Other studies have shown FEA used in combination with topical therapies such as calcipotriol have better outcomes compared to isolated use.49 This combination showed 50% reduction in PASI in 143 patients after three weeks compared to nine weeks when used as a monotherapy.49
Newer agents, such as biologics, are a growing area for psoriasis treatment.6,50 Biologics are protein based chemicals cultured in laboratories from living cells.51 Many patients can be started on these if traditional methods have failed and their psoriasis is clinically and psychologically severe to warrant novel therapies.6,52 Some newer agents include tumour necrosis factor-? (TNF?) inhibitors (such as infliximab, etanercept or adalimumab).53-59 Anti-TNF?’s reduce the inflammatory process associated with psoriasis and have been shown to be comparable or better than ciclosporin.60
Other options include secukinumab, a human anti-interleukin-17A monoclonal antibody. A Taiwanese study of 51 patients showed 75% improvement in PASI after 12 weeks in 87.5% of patients compared to 0% of placebo.61 This has shown efficacy and safety during 52 weeks of follow-up and further trials are being conducted.

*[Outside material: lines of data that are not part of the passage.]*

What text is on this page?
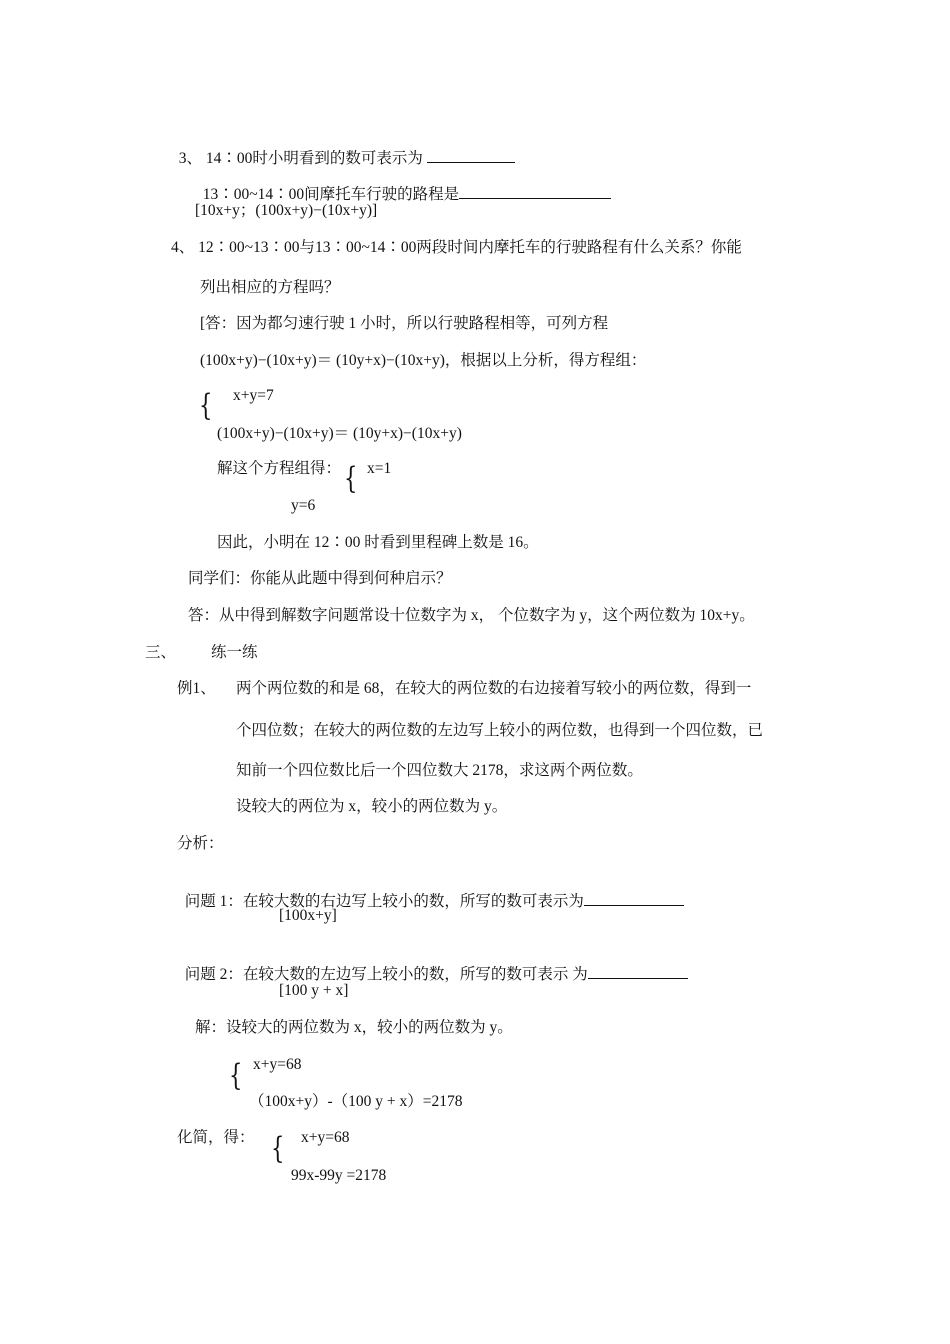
3、 14∶00时小明看到的数可表示为

13∶00~14∶00间摩托车行驶的路程是

[10x+y；(100x+y)−(10x+y)]
4、 12∶00~13∶00与13∶00~14∶00两段时间内摩托车的行驶路程有什么关系？你能
列出相应的方程吗？
[答：因为都匀速行驶 1 小时，所以行驶路程相等，可列方程
(100x+y)−(10x+y)＝ (10y+x)−(10x+y)，根据以上分析，得方程组：
{ x+y=7
(100x+y)−(10x+y)＝ (10y+x)−(10x+y)
解这个方程组得： { x=1
y=6
因此，小明在 12∶00 时看到里程碑上数是 16。
同学们：你能从此题中得到何种启示？
答：从中得到解数字问题常设十位数字为 x， 个位数字为 y，这个两位数为 10x+y。
三、 练一练
例1、 两个两位数的和是 68，在较大的两位数的右边接着写较小的两位数，得到一
个四位数；在较大的两位数的左边写上较小的两位数，也得到一个四位数，已
知前一个四位数比后一个四位数大 2178，求这两个两位数。
设较大的两位为 x，较小的两位数为 y。
分析：

问题 1：在较大数的右边写上较小的数，所写的数可表示为

[100x+y]

问题 2：在较大数的左边写上较小的数，所写的数可表示 为

[100 y + x]
解：设较大的两位数为 x，较小的两位数为 y。
{ x+y=68
（100x+y）-（100 y + x）=2178
化简，得： { x+y=68
99x-99y =2178
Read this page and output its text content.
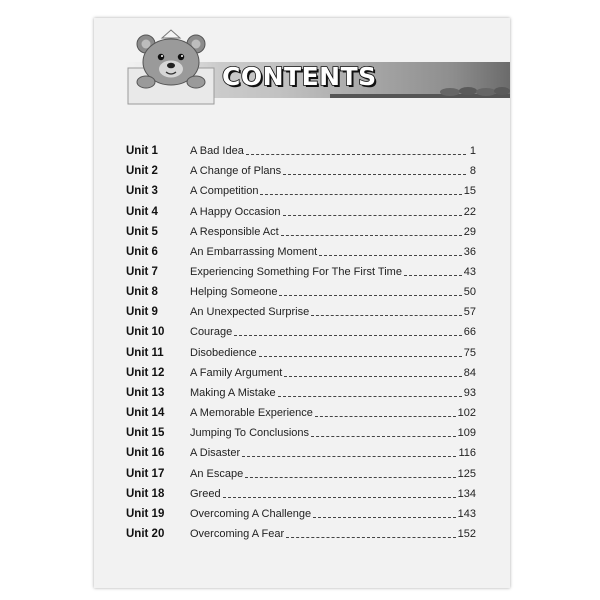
CONTENTS
Unit 1	A Bad Idea	1
Unit 2	A Change of Plans	8
Unit 3	A Competition	15
Unit 4	A Happy Occasion	22
Unit 5	A Responsible Act	29
Unit 6	An Embarrassing Moment	36
Unit 7	Experiencing Something For The First Time	43
Unit 8	Helping Someone	50
Unit 9	An Unexpected Surprise	57
Unit 10	Courage	66
Unit 11	Disobedience	75
Unit 12	A Family Argument	84
Unit 13	Making A Mistake	93
Unit 14	A Memorable Experience	102
Unit 15	Jumping To Conclusions	109
Unit 16	A Disaster	116
Unit 17	An Escape	125
Unit 18	Greed	134
Unit 19	Overcoming A Challenge	143
Unit 20	Overcoming A Fear	152
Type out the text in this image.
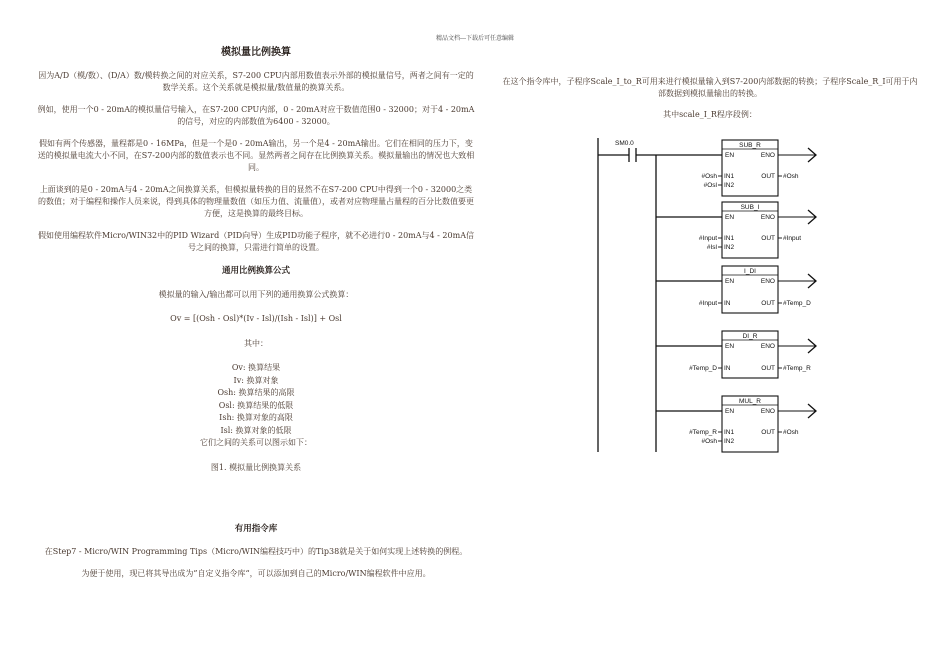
精品文档---下载后可任意编辑
模拟量比例换算

因为A/D（模/数）、(D/A）数/模转换之间的对应关系，S7-200 CPU内部用数值表示外部的模拟量信号，两者之间有一定的数学关系。这个关系就是模拟量/数值量的换算关系。

例如，使用一个0 - 20mA的模拟量信号输入，在S7-200 CPU内部，0 - 20mA对应于数值范围0 - 32000；对于4 - 20mA的信号，对应的内部数值为6400 - 32000。

假如有两个传感器，量程都是0 - 16MPa，但是一个是0 - 20mA输出，另一个是4 - 20mA输出。它们在相同的压力下，变送的模拟量电流大小不同，在S7-200内部的数值表示也不同。显然两者之间存在比例换算关系。模拟量输出的情况也大致相同。

上面谈到的是0 - 20mA与4 - 20mA之间换算关系，但模拟量转换的目的显然不在S7-200 CPU中得到一个0 - 32000之类的数值；对于编程和操作人员来说，得到具体的物理量数值（如压力值、流量值），或者对应物理量占量程的百分比数值要更方便，这是换算的最终目标。

假如使用编程软件Micro/WIN32中的PID Wizard（PID向导）生成PID功能子程序，就不必进行0 - 20mA与4 - 20mA信号之间的换算，只需进行简单的设置。

通用比例换算公式

模拟量的输入/输出都可以用下列的通用换算公式换算：

Ov = [(Osh - Osl)*(Iv - Isl)/(Ish - Isl)] + Osl

其中：

Ov: 换算结果
Iv: 换算对象
Osh: 换算结果的高限
Osl: 换算结果的低限
Ish: 换算对象的高限
Isl: 换算对象的低限
它们之间的关系可以图示如下：

图1. 模拟量比例换算关系

有用指令库

在Step7 - Micro/WIN Programming Tips（Micro/WIN编程技巧中）的Tip38就是关于如何实现上述转换的例程。

为便于使用，现已将其导出成为”自定义指令库“，可以添加到自己的Micro/WIN编程软件中应用。

在这个指令库中，子程序Scale_I_to_R可用来进行模拟量输入到S7-200内部数据的转换；子程序Scale_R_I可用于内部数据到模拟量输出的转换。

其中scale_I_R程序段例：

SM0.0	SUB_R
EN	ENO
#Osh IN1
#Osl IN2
OUT #Osh
SUB_I
EN	ENO
#Input IN1
#Isl IN2
OUT #Input
I_DI
EN	ENO
#Input IN	OUT #Temp_D
DI_R
EN	ENO
#Temp_D IN	OUT #Temp_R
MUL_R
EN	ENO
#Temp_R IN1
#Osh IN2
OUT #Osh
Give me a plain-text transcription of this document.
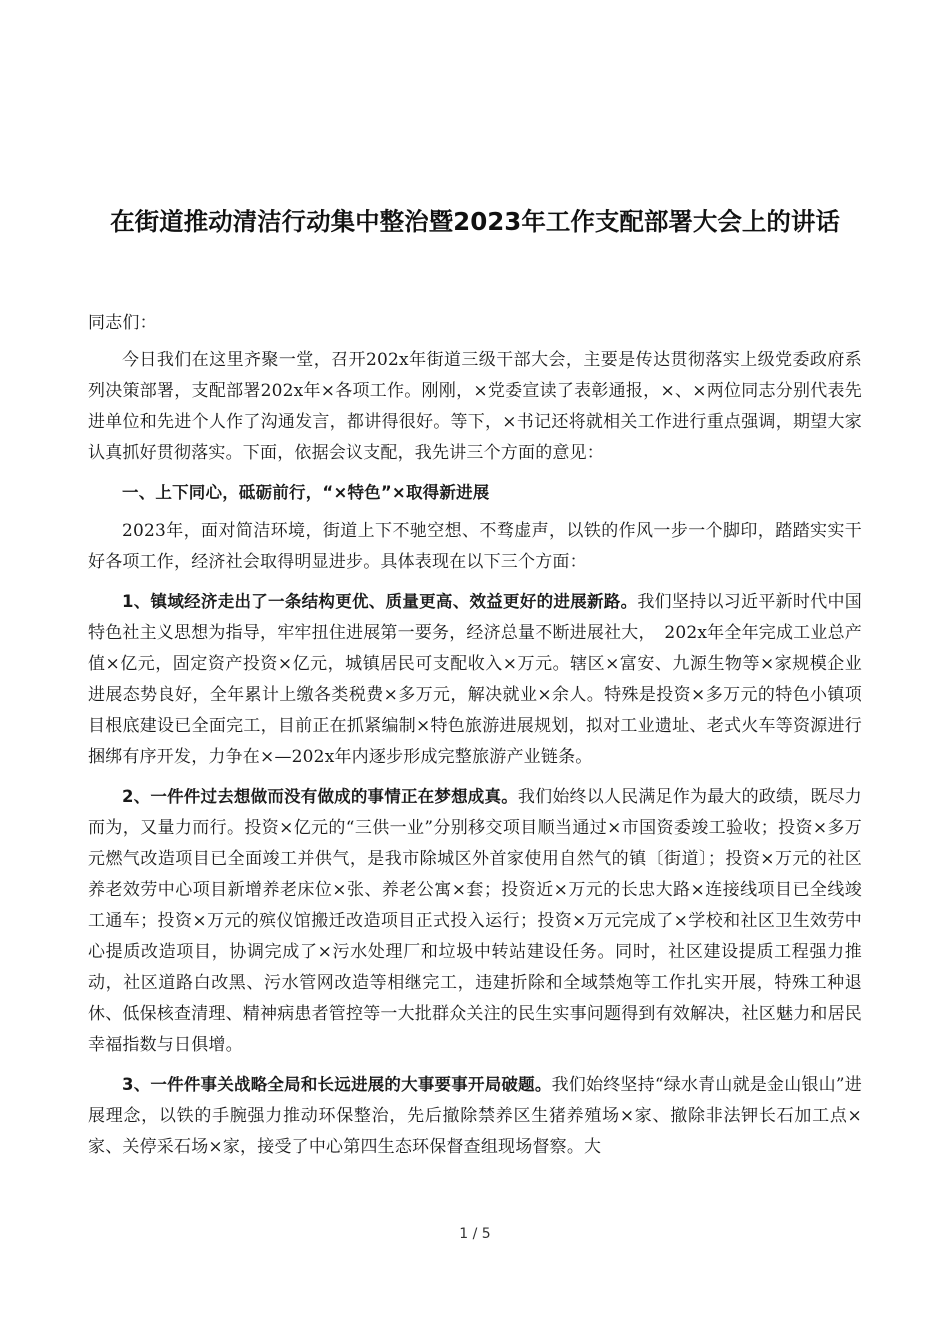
在街道推动清洁行动集中整治暨2023年工作支配部署大会上的讲话

同志们：

今日我们在这里齐聚一堂，召开202x年街道三级干部大会，主要是传达贯彻落实上级党委政府系列决策部署，支配部署202x年×各项工作。刚刚，×党委宣读了表彰通报，×、×两位同志分别代表先进单位和先进个人作了沟通发言，都讲得很好。等下，×书记还将就相关工作进行重点强调，期望大家认真抓好贯彻落实。下面，依据会议支配，我先讲三个方面的意见：

一、上下同心，砥砺前行，“×特色”×取得新进展

2023年，面对简洁环境，街道上下不驰空想、不骛虚声，以铁的作风一步一个脚印，踏踏实实干好各项工作，经济社会取得明显进步。具体表现在以下三个方面：

1、镇域经济走出了一条结构更优、质量更高、效益更好的进展新路。我们坚持以习近平新时代中国特色社主义思想为指导，牢牢扭住进展第一要务，经济总量不断进展社大，　202x年全年完成工业总产值×亿元，固定资产投资×亿元，城镇居民可支配收入×万元。辖区×富安、九源生物等×家规模企业进展态势良好，全年累计上缴各类税费×多万元，解决就业×余人。特殊是投资×多万元的特色小镇项目根底建设已全面完工，目前正在抓紧编制×特色旅游进展规划，拟对工业遗址、老式火车等资源进行捆绑有序开发，力争在×—202x年内逐步形成完整旅游产业链条。

2、一件件过去想做而没有做成的事情正在梦想成真。我们始终以人民满足作为最大的政绩，既尽力而为，又量力而行。投资×亿元的“三供一业”分别移交项目顺当通过×市国资委竣工验收；投资×多万元燃气改造项目已全面竣工并供气，是我市除城区外首家使用自然气的镇〔街道〕；投资×万元的社区养老效劳中心项目新增养老床位×张、养老公寓×套；投资近×万元的长忠大路×连接线项目已全线竣工通车；投资×万元的殡仪馆搬迁改造项目正式投入运行；投资×万元完成了×学校和社区卫生效劳中心提质改造项目，协调完成了×污水处理厂和垃圾中转站建设任务。同时，社区建设提质工程强力推动，社区道路白改黑、污水管网改造等相继完工，违建折除和全域禁炮等工作扎实开展，特殊工种退休、低保核查清理、精神病患者管控等一大批群众关注的民生实事问题得到有效解决，社区魅力和居民幸福指数与日俱增。

3、一件件事关战略全局和长远进展的大事要事开局破题。我们始终坚持“绿水青山就是金山银山”进展理念，以铁的手腕强力推动环保整治，先后撤除禁养区生猪养殖场×家、撤除非法钾长石加工点×家、关停采石场×家，接受了中心第四生态环保督查组现场督察。大

1 / 5
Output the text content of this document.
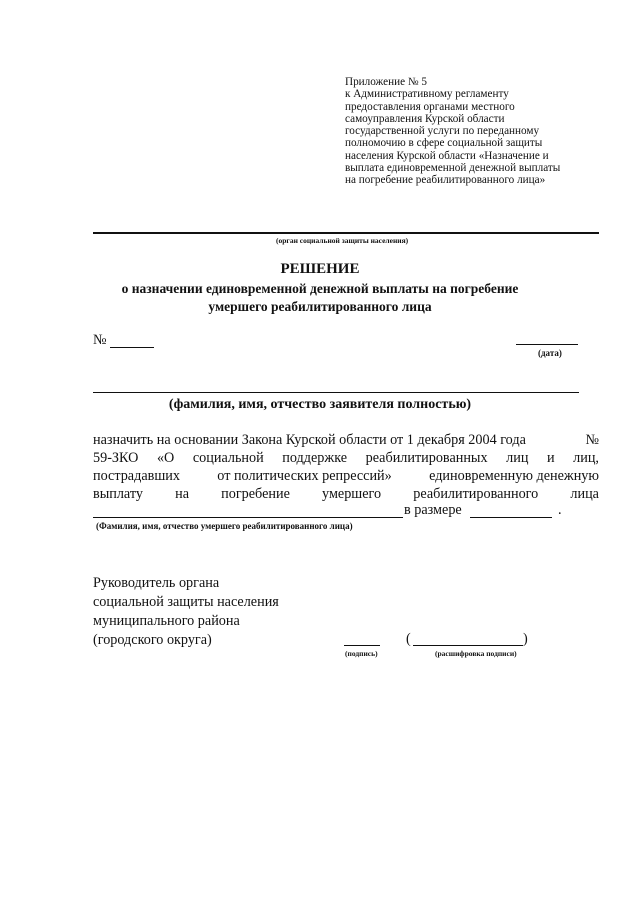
Приложение № 5
к Административному регламенту
предоставления органами местного
самоуправления Курской области
государственной услуги по переданному
полномочию в сфере социальной защиты
населения Курской области «Назначение и
выплата единовременной денежной выплаты
на погребение реабилитированного лица»
(орган социальной защиты населения)
РЕШЕНИЕ
о назначении единовременной денежной выплаты на погребение
умершего реабилитированного лица
№
(дата)
(фамилия, имя, отчество заявителя полностью)
назначить на основании Закона Курской области от 1 декабря 2004 года	№
59-ЗКО «О социальной поддержке реабилитированных лиц и лиц,
пострадавших	от политических репрессий»	единовременную денежную
выплату на погребение умершего реабилитированного лица
в размере	.
(Фамилия, имя, отчество умершего реабилитированного лица)
Руководитель органа
социальной защиты населения
муниципального района
(городского округа)
(подпись)
(	)
(расшифровка подписи)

Other newer agents emerging include itolizumab, an anti-CD6 humanised monoclonal IgG1 antibody, which has recently been used in seven Indian patients, refractory to other therapies.62 In this study, five patients responded positively to therapy with a PASI-90 and the remaining two responded well to PASI-7.62
Lastly, apremilast has emerged. This is an oral phosphodiesterase inhibitor, which has anti-inflammatory properties and has a favourable safety profile seen in two to three year data analysis.63 However, it appears to be better in those with a lower PASI score (<20) and with a lower BMI as those with larger BMIs endured more gastrointestinal side effects.64 Apremilast has shown efficacy with PASI-75 being achieved in patients after 16 weeks and participants even demonstrated small improvements in psoriatic arthritis.65 Overall, the advantages of biologics are they have longer remission periods and are effective for refractory psoriasis and some have been effective in psoriatic arthritis.60 However, they are very costly and the long-term safety profile has not been fully established; although, more therapies are continually emerging with further evidence being produced.60
Generally, for mild to moderate psoriasis, emollients and topicals can be administered and managed in the community. However, complex cases will likely need dermatological assessment and review for possible systemics. Ultimately, failing all of the above, biologics can be considered in certain patients. At all times, a patient’s comorbidities and systemic disease associated with psoriasis must be assessed; with lifestyle recommendations given to prevent further complications. Lastly, the psychosocial impact of disease should not be overlooked and these burdens must be addressed for patients to feel valued and treated as a person not a disease.